Une entrevue Boum! Bang!
Gideon Rubin est un artiste peintre israélien de 43 ans, tenté par le miracle de donner corps à l’absence.
La matière sur laquelle Gideon Rubin s’exprime a les aspérités de l’existence: une irrégularité presque imperceptible mais inévitable. Aussi épaisses que les couches successives de l’existence, ses toiles convoquent les deux faces de l’invisible: l’oubli et le souvenir. À fleur de matière donc, l’artiste peut appliquer une couche de peinture sur du papier, lui-même accolé à du carton ou du lin, pendant que certains espaces de la toile sont laissés en suspens. Rubin n’est donc pas un artiste du remplissage, mais bel et bien un artisan de la mémoire, fondée parfois sur le vide.
Glanant ça et là des photographies vintage sur lesquelles il matérialise les visages par l’effacement, Gideon Rubin colle, rafistole, découpe, peint avec des tons ocres, terre, beiges. Autant de couleurs que de matières. Autant de corps présents que de visages absents.
Ce n’est peut-être pas un hasard si l’étymologie hébraïque de Gideon signifie « tailleur », « coupeur »… Rapiécer, recréer en éliminant est un tour de force auquel il s’attèle. Pour redéfinir et s’éloigner du sens péremptoire. Se positionner et délivrer une ambigüité, libre d’interprétation. C’est ainsi que ses personnages ou représentations visuelles nous sont livrés. Sans histoire. Mais pas sans identité.
Absents. Nous pourrions nous demander si c’est à l’observant qu’est donnée la délicate mission de compléter leur incomplétude en les nommant comme tels. Quand l’anonymat mute en universalité, ce n’est plus l’oubli qui guide le pinceau ou le regard: le souvenir et la mémoire prennent le relais. C’est alors qu’après l’effacement surgit subrepticement la trace.
Miracle accompli.
Marie Demestre: Quel est l’état d’esprit qui motive vos créations? Une obsession lancinante ou le besoin de délivrer un message?
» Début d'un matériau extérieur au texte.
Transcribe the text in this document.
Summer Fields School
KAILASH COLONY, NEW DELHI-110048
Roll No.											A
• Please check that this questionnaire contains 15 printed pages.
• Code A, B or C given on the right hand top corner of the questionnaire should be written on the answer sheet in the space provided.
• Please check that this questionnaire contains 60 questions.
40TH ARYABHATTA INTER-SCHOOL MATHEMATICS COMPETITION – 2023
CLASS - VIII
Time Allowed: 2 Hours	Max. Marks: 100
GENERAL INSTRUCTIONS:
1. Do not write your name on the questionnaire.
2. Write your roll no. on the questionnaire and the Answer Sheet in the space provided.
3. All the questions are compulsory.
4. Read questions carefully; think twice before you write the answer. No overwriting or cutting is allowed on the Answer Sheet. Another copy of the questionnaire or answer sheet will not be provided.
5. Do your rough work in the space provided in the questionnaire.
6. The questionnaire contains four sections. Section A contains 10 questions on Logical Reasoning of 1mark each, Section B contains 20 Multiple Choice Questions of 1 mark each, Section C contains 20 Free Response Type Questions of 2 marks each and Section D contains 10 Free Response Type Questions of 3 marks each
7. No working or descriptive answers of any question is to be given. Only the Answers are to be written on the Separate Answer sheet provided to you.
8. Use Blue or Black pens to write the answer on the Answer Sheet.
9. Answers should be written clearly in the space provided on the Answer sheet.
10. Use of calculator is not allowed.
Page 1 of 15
Gideon Rubin: Je dirais probablement une obsession lancinante. La peinture est sans doute la seule chose que je puisse faire. Plus précisément elle est la seule chose que je sache faire.
Marie Demestre: Est-ce l’instinct ou la raison qui achève chacune de vos oeuvres? Sentezvous subjectivement poindre la fin de vos toiles? Ou faut-il vous arracher à elles?
Gideon Rubin: La raison n’a rien à voir avec mes peintures, mais je ne voudrais pas décrire ce processus comme un instinct de façon exclusive. Il est difficile de décrire la sensation d’une toile achevée avec des mots. Mais si j’essaie de le faire, je peux probablement dire que je me fie au lien qui unit mon objectivité à l’oeuvre en tant que telle. À un certain moment il y a un sentiment que ce que vous êtes en train d’accomplir, en l’absence d’un meilleur mot, atteint une sorte d’équilibre: tout ajout ou soustraction y causerait des dommages irréversibles. Cela ne renvoit donc pas nécessairement à un point précis dans la ligne temporelle, mais dans le processus de création.
Marie Demestre: Pensez-vous votre travail comme une tentative de reconstruction autour du vide ou une volonté d’acceptation de l’absence?
Gideon Rubin: Je sens que mon travail traite de ce qui est là. De ce qui reste. Des petits détails laissés, au coeur d’une vie vécue. Mais je devine que c’est comme regarder les deux faces d’une même médaille. Lorsque vous observez une marque au sol laissée par un pied, certains garderont en tête le pied, pour ma part je m’attacherais davantage à l’empreinte. Je suis satisfait avec juste cette histoire d’impression. Donc, oui, je suis d’accord, je vois mon travail comme une tentative continue de reconstruction, de restitution de souvenirs et d’histoires.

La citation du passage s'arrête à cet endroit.